C) Retrouver l’Espoir

Le peuple haïtien ne demande pas qu’on lui décroche la lune. Il demande seulement à vivre. Il cherche des raisons d’espérer.

1-La patience active du graduel planifie. Il nous faut prendre la détresse populaire au sérieux, et nous mesurer à la crise pour répondre, par étapes planifiées, aux aspirations et aux besoins du pays profond, tout en contenant, par des satisfactions graduelles, la poussée des impatiences, légitimes mais souvent aveugles. Par exemple nous ne pouvons résoudre ni en 6 mois ni en 3 ans des problèmes comme la faim, mais des notre premier jour au gouvernement, nous allons nous atteler résolument au travail pour que vienne, le plutôt  possible, le jour ou chaque haïtien pourra manger au moins une fois par jour. Ceci réalisé, on visera deux fois par jour pour chacun, en une deuxième étape. Nous sommes une société de paysans, nous avons une « économie paysanne » au sens ou l’entendrait Daniel Thorner, popularisé par Fernand Braudel, c’est-à-dire « un modèle socio-économique global ou la vie rurale est dominante par rapport aux autres activités qui l’accompagnent nécessairement et qui d’ailleurs, peu à peu, vont grandir et se développer à ses dépens ». Or, le paysan sait, à la différence du citadin, que s’il veut manger du maïs, il lui faut d’abord sarcler et préparer sa terre, planter le maïs, et le laisser pousser, voir apparaître l’épi, laisser croître celui-ci jusqu'à maturité. Il sait donc qu’il y a un temps d’attente entre l’ensemencement et la récolte. C’est une des chances d’Haïti que nos paysans peuvent comprendre les délais d’attente patiente pour que toute nouvelle politique économique produise des résultats pour tous. L’essentiel c’est qu’il sache qu’on a planté pour espérer la venue plus tard de la récolte. L’impatience sera urbaine ou l’incitation à l’impatience sera d’origine urbaine.
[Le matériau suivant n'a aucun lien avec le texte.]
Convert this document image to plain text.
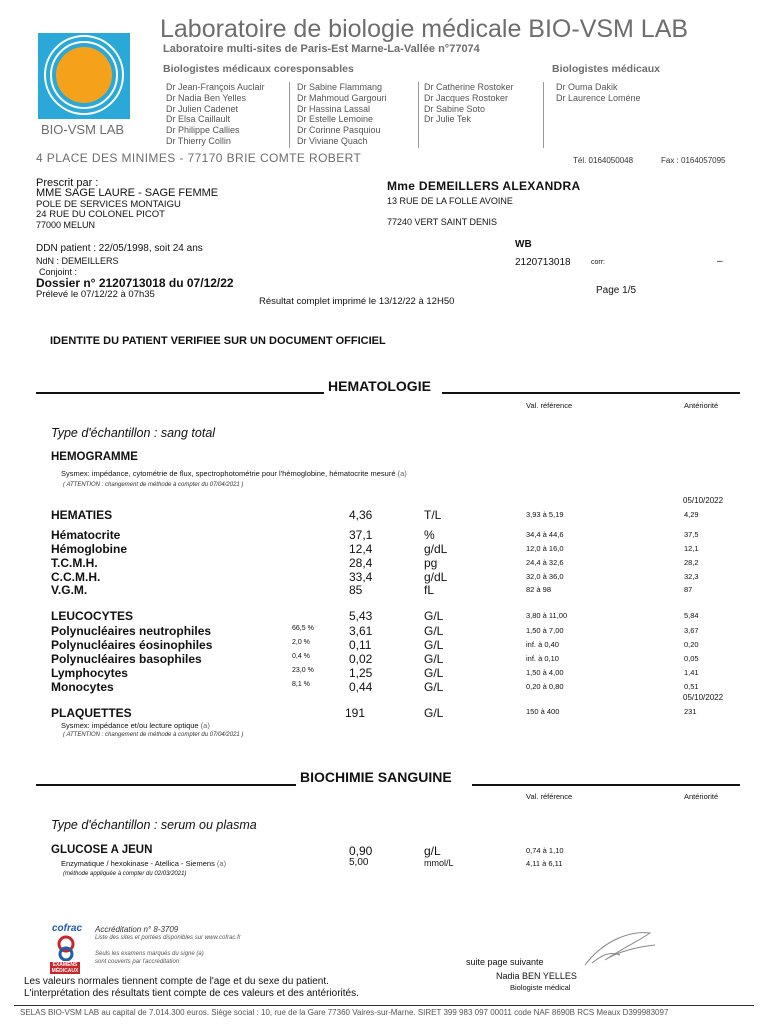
BIO-VSM LAB
Laboratoire de biologie médicale BIO-VSM LAB
Laboratoire multi-sites de Paris-Est Marne-La-Vallée n°77074
Biologistes médicaux coresponsables	Biologistes médicaux
Dr Jean-François Auclair
Dr Nadia Ben Yelles
Dr Julien Cadenet
Dr Elsa Caillault
Dr Philippe Callies
Dr Thierry Collin
Dr Sabine Flammang
Dr Mahmoud Gargouri
Dr Hassina Lassal
Dr Estelle Lemoine
Dr Corinne Pasquiou
Dr Viviane Quach
Dr Catherine Rostoker
Dr Jacques Rostoker
Dr Sabine Soto
Dr Julie Tek
Dr Ouma Dakik
Dr Laurence Loméne
4 PLACE DES MINIMES - 77170 BRIE COMTE ROBERT	Tél. 0164050048	Fax : 0164057095
Prescrit par :
MME SAGE LAURE - SAGE FEMME
POLE DE SERVICES MONTAIGU
24 RUE DU COLONEL PICOT
77000 MELUN
Mme DEMEILLERS ALEXANDRA
13 RUE DE LA FOLLE AVOINE
77240 VERT SAINT DENIS
DDN patient : 22/05/1998, soit 24 ans
NdN : DEMEILLERS
Conjoint :
Dossier n° 2120713018 du 07/12/22
Prélevé le 07/12/22 à 07h35
Résultat complet imprimé le 13/12/22 à 12H50
WB
2120713018	corr:	–
Page 1/5
IDENTITE DU PATIENT VERIFIEE SUR UN DOCUMENT OFFICIEL
HEMATOLOGIE
Val. référence	Antériorité
Type d'échantillon : sang total
HEMOGRAMME
Sysmex: impédance, cytométrie de flux, spectrophotométrie pour l'hémoglobine, hématocrite mesuré (a)
( ATTENTION : changement de méthode à compter du 07/04/2021 )
05/10/2022
HEMATIES	4,36	T/L	3,93 à 5,19	4,29
Hématocrite	37,1	%	34,4 à 44,6	37,5
Hémoglobine	12,4	g/dL	12,0 à 16,0	12,1
T.C.M.H.	28,4	pg	24,4 à 32,6	28,2
C.C.M.H.	33,4	g/dL	32,0 à 36,0	32,3
V.G.M.	85	fL	82 à 98	87
LEUCOCYTES	5,43	G/L	3,80 à 11,00	5,84
Polynucléaires neutrophiles	66,5 %	3,61	G/L	1,50 à 7,00	3,67
Polynucléaires éosinophiles	2,0 %	0,11	G/L	inf. à 0,40	0,20
Polynucléaires basophiles	0,4 %	0,02	G/L	inf. à 0,10	0,05
Lymphocytes	23,0 %	1,25	G/L	1,50 à 4,00	1,41
Monocytes	8,1 %	0,44	G/L	0,20 à 0,80	0,51
05/10/2022
PLAQUETTES	191	G/L	150 à 400	231
Sysmex: impédance et/ou lecture optique (a)
( ATTENTION : changement de méthode à compter du 07/04/2021 )
BIOCHIMIE SANGUINE
Val. référence	Antériorité
Type d'échantillon : serum ou plasma
GLUCOSE A JEUN	0,90	g/L	0,74 à 1,10
Enzymatique / hexokinase - Atellica - Siemens (a)	5,00	mmol/L	4,11 à 6,11
(méthode appliquée à compter du 02/03/2021)
cofrac
EXAMENS MÉDICAUX
Accréditation n° 8-3709
Liste des sites et portées disponibles sur www.cofrac.fr
Seuls les examens marqués du signe (a)
sont couverts par l'accréditation	suite page suivante
Nadia BEN YELLES
Biologiste médical
Les valeurs normales tiennent compte de l'age et du sexe du patient.
L'interprétation des résultats tient compte de ces valeurs et des antériorités.
SELAS BIO-VSM LAB au capital de 7.014.300 euros. Siège social : 10, rue de la Gare 77360 Vaires-sur-Marne. SIRET 399 983 097 00011 code NAF 8690B RCS Meaux D399983097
2-L’existence de solutions possibles. Or il y a possibilité de solution du problème haïtien, et sans miracle, à condition, bien entendu, de le prendre au sérieux. De bons résultats d’expériences ponctuelles le montrent qui ne demandent qu’à être généralisées. De bonnes directions sont prises, qui demandent qu’à être soutenues et encouragées concrètement. Parmi les premiers, nous en évoquerons deux. Les coopératives pilotes des années 1950 permettaient de multiplier le rendement agricole de 1 à 6. Des entreprises agro-industrielles plus récentes ont eu pour effet modernisateur de multiplier le rendement agricole paysan des alentours de 1 à 8. Dans le domaine social, à Cité Soleil, dans l’espace social occupé par 150.000 personnes, le Complexe communautaire intégré, animé par le Dr Carlo Boulos, a vu diminuer la mortalité infantile de 180 à 50 pour 1.000 ! Parmi les seconds, la prise de conscience de la menace écologique a mené au cri d’alarme et à la campagne mobilisatrice de la FAN. Sur un autre plan, à l’initiative de René Laroche, la MUCI a commencé, avec succès, à recueillir l’épargne populaire en vue d’une politique de crédit et d’investissement, sous la forme opérationnelle d’une Mutuelle. On pourrait multiplier les exemples et allonger la liste des initiatives individuelles ou collectives qui sont la démonstration vivante que les solutions existent, dès qu’on veut prendre au sérieux les problèmes de ce pays.
3-Une direction pour trouver les chemins de l’espérance. Nous l’avions supputé, mais l’expérience concrète sur le terrain est venue le confirmer : ce pays a besoin d’une orientation claire, ce peuple est à la recherche d’une direction précise. Il n’a pas voulu sortir des sentiers battus ou il s’est embourbé dans l'ornière, et qui l’ont conduit à la déchéance actuelle, pour emprunter des voies sans issue qui l’amèneraient à l’impasse et à l’échec certain, même différé. Non désireux de changer pour changer, il veut changer pour vivre mieux en vivant autrement, et c’est pour cela qu’il entend baliser la voie du sauvetage collectif, tout en posant les jalons de la reconstruction nationale.